Our constitution states: “The legislature shall enact such laws as shall provide for the establishment and maintenance of a general and uniform public school system.” Arizona saw the highest cuts in per pupil spending in the nation from 2008 to 2012 with bonds and override the only way to make that up. Unfortunately, the economic climate has not been favorable for voter approved funding increases so there is not a “uniform public school system”, but some “haves” and many “have nots.” We need a complete overhaul of our school finance system to ensure more equity, more transparency, more effectiveness and yes, more uniformity. The current system allows our legislature to play fast and loose with taxpayer money and is just one of the reasons Arizona ranks 46th in the nation in education performance.

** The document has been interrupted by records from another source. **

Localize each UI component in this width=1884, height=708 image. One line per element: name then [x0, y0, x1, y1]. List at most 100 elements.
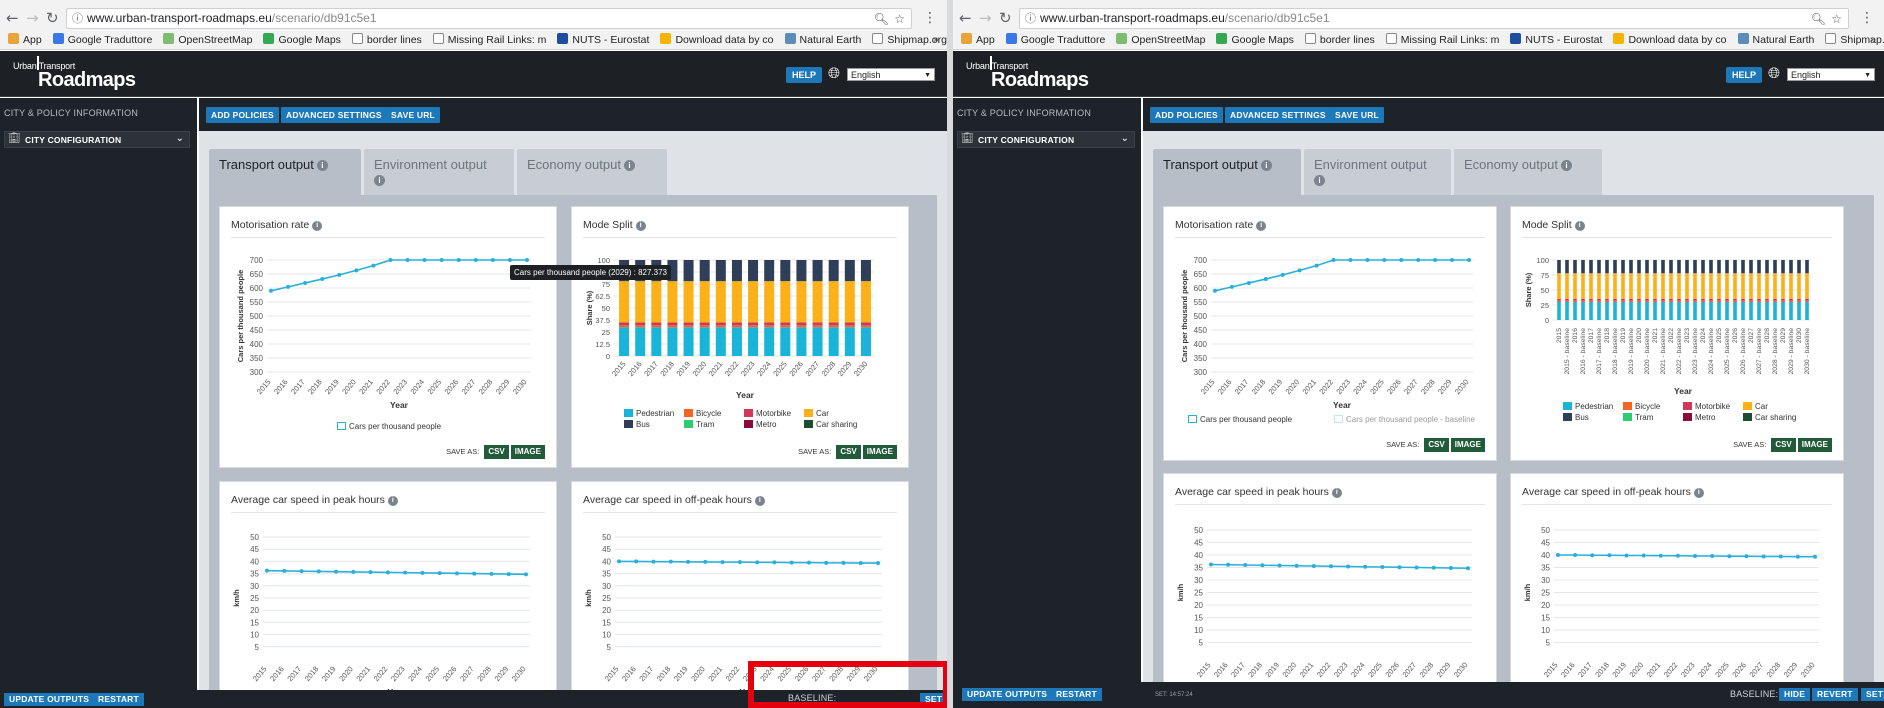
tab-economy-output[interactable]: Economy output i [517, 149, 667, 195]
forward-icon[interactable]: → [26, 9, 39, 27]
legend-item-pedestrian[interactable]: Pedestrian [1563, 402, 1613, 411]
address-bar[interactable]: ⓘ www.urban-transport-roadmaps.eu/scenar… [66, 8, 912, 29]
restart-button[interactable]: RESTART [1051, 688, 1102, 701]
zoom-icon[interactable]: 🔍︎ [874, 10, 889, 29]
menu-icon[interactable]: ⋮ [1860, 10, 1874, 26]
bookmark-item[interactable]: App [8, 30, 42, 49]
legend-item-tram[interactable]: Tram [1623, 413, 1653, 422]
legend-label: Cars per thousand people [349, 422, 442, 431]
star-icon[interactable]: ☆ [894, 10, 905, 29]
help-button[interactable]: HELP [786, 67, 823, 83]
bookmark-item[interactable]: App [961, 30, 995, 49]
tab-environment-output[interactable]: Environment output i [364, 149, 514, 195]
bookmark-item[interactable]: border lines [351, 30, 422, 49]
info-icon[interactable]: i [623, 160, 635, 171]
info-icon[interactable]: i [374, 175, 385, 186]
legend-item-car-sharing[interactable]: Car sharing [804, 420, 857, 429]
bookmark-item[interactable]: OpenStreetMap [1116, 30, 1205, 49]
save-url-button[interactable]: SAVE URL [1330, 107, 1384, 123]
bookmark-item[interactable]: Download data by co [660, 30, 774, 49]
save-csv-button[interactable]: CSV [1771, 438, 1796, 452]
advanced-settings-button[interactable]: ADVANCED SETTINGS [281, 107, 387, 123]
add-policies-button[interactable]: ADD POLICIES [206, 107, 279, 123]
save-csv-button[interactable]: CSV [484, 445, 509, 459]
legend-item-metro[interactable]: Metro [1683, 413, 1715, 422]
info-icon[interactable]: i [316, 160, 328, 171]
info-icon[interactable]: i [1314, 175, 1325, 186]
city-configuration-toggle[interactable]: 🏢︎ CITY CONFIGURATION ⌄ [4, 131, 190, 148]
bookmark-item[interactable]: Natural Earth [784, 30, 861, 49]
bar-segment [1645, 273, 1649, 299]
set-baseline-button[interactable]: SET [1861, 688, 1884, 701]
bookmark-item[interactable]: Google Maps [1216, 30, 1294, 49]
bookmark-item[interactable]: Missing Rail Links: m [1385, 30, 1499, 49]
legend-item-baseline[interactable]: Cars per thousand people - baseline [1334, 415, 1475, 424]
bookmark-item[interactable]: Google Maps [263, 30, 341, 49]
star-icon[interactable]: ☆ [1831, 10, 1842, 29]
legend-item-pedestrian[interactable]: Pedestrian [624, 409, 674, 418]
legend-item-metro[interactable]: Metro [744, 420, 776, 429]
reload-icon[interactable]: ↻ [46, 9, 59, 27]
zoom-icon[interactable]: 🔍︎ [1811, 10, 1826, 29]
advanced-settings-button[interactable]: ADVANCED SETTINGS [1225, 107, 1331, 123]
legend-item-car[interactable]: Car [804, 409, 829, 418]
bookmark-item[interactable]: NUTS - Eurostat [557, 30, 649, 49]
update-outputs-button[interactable]: UPDATE OUTPUTS [4, 693, 95, 706]
legend-item-motorbike[interactable]: Motorbike [1683, 402, 1730, 411]
legend-item-bus[interactable]: Bus [624, 420, 650, 429]
logo[interactable]: Roadmaps [38, 69, 136, 92]
info-icon[interactable]: i [1260, 160, 1272, 171]
restart-button[interactable]: RESTART [93, 693, 144, 706]
language-select[interactable]: English ▼ [1787, 68, 1875, 81]
bookmark-item[interactable]: OpenStreetMap [163, 30, 252, 49]
legend-item[interactable]: Cars per thousand people [337, 422, 441, 431]
save-image-button[interactable]: IMAGE [1797, 438, 1832, 452]
language-select[interactable]: English ▼ [847, 68, 935, 81]
reload-icon[interactable]: ↻ [999, 9, 1012, 27]
save-csv-button[interactable]: CSV [836, 445, 861, 459]
back-icon[interactable]: ← [6, 9, 19, 27]
info-icon[interactable]: i [1560, 160, 1572, 171]
save-image-button[interactable]: IMAGE [862, 445, 897, 459]
help-button[interactable]: HELP [1726, 67, 1763, 83]
add-policies-button[interactable]: ADD POLICIES [1150, 107, 1223, 123]
logo[interactable]: Roadmaps [991, 69, 1089, 92]
bookmark-item[interactable]: NUTS - Eurostat [1510, 30, 1602, 49]
save-csv-button[interactable]: CSV [1424, 438, 1449, 452]
bar-segment [1629, 300, 1633, 302]
update-outputs-button[interactable]: UPDATE OUTPUTS [962, 688, 1053, 701]
city-configuration-toggle[interactable]: 🏢︎ CITY CONFIGURATION ⌄ [957, 131, 1135, 148]
bookmarks-more-icon[interactable]: » [1870, 30, 1876, 49]
menu-icon[interactable]: ⋮ [923, 10, 937, 26]
tab-transport-output[interactable]: Transport output i [209, 149, 361, 195]
bookmark-item[interactable]: Download data by co [1613, 30, 1727, 49]
hide-baseline-button[interactable]: HIDE [1779, 688, 1811, 701]
legend-item[interactable]: Cars per thousand people [1188, 415, 1292, 424]
legend-item-bus[interactable]: Bus [1563, 413, 1589, 422]
bookmark-item[interactable]: Natural Earth [1737, 30, 1814, 49]
forward-icon[interactable]: → [979, 9, 992, 27]
legend-item-bicycle[interactable]: Bicycle [1623, 402, 1660, 411]
save-url-button[interactable]: SAVE URL [386, 107, 440, 123]
legend-item-tram[interactable]: Tram [684, 420, 714, 429]
save-image-button[interactable]: IMAGE [1450, 438, 1485, 452]
legend-item-bicycle[interactable]: Bicycle [684, 409, 721, 418]
bookmark-item[interactable]: Missing Rail Links: m [432, 30, 546, 49]
info-icon[interactable]: ⓘ [1025, 9, 1036, 28]
legend-item-car[interactable]: Car [1743, 402, 1768, 411]
address-bar[interactable]: ⓘ www.urban-transport-roadmaps.eu/scenar… [1019, 8, 1849, 29]
save-image-button[interactable]: IMAGE [510, 445, 545, 459]
bookmarks-more-icon[interactable]: » [933, 30, 939, 49]
revert-baseline-button[interactable]: REVERT [1812, 688, 1858, 701]
bookmark-item[interactable]: Google Traduttore [52, 30, 152, 49]
back-icon[interactable]: ← [959, 9, 972, 27]
tab-transport-output[interactable]: Transport output i [1153, 149, 1301, 195]
city-configuration-label: CITY CONFIGURATION [978, 135, 1075, 145]
tab-economy-output[interactable]: Economy output i [1454, 149, 1602, 195]
legend-item-motorbike[interactable]: Motorbike [744, 409, 791, 418]
bookmark-item[interactable]: border lines [1304, 30, 1375, 49]
info-icon[interactable]: ⓘ [72, 9, 83, 28]
bookmark-item[interactable]: Google Traduttore [1005, 30, 1105, 49]
legend-item-car-sharing[interactable]: Car sharing [1743, 413, 1796, 422]
tab-environment-output[interactable]: Environment output i [1304, 149, 1451, 195]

I am currently at Arizona School Board Association’s Summer Leadership Institute conference. We’ve had many interesting sessions with plenty of good ideas. The bottom line is though, the Arizona legislature continues to work hard to decimate public education. If those of us capable of fighting their efforts don’t work equally hard to counter their efforts, good ideas won’t matter, it will be too late.
Our state needs leadership in many areas, but none so much as in education. We do have many forces working on education’s behalf: AZSBA, AEA, and Voices for Education just to name a few. They can’t though, do it alone. It will take each of us who cares about public education needs to wake up and take a stand. If not us, who? If not when, now?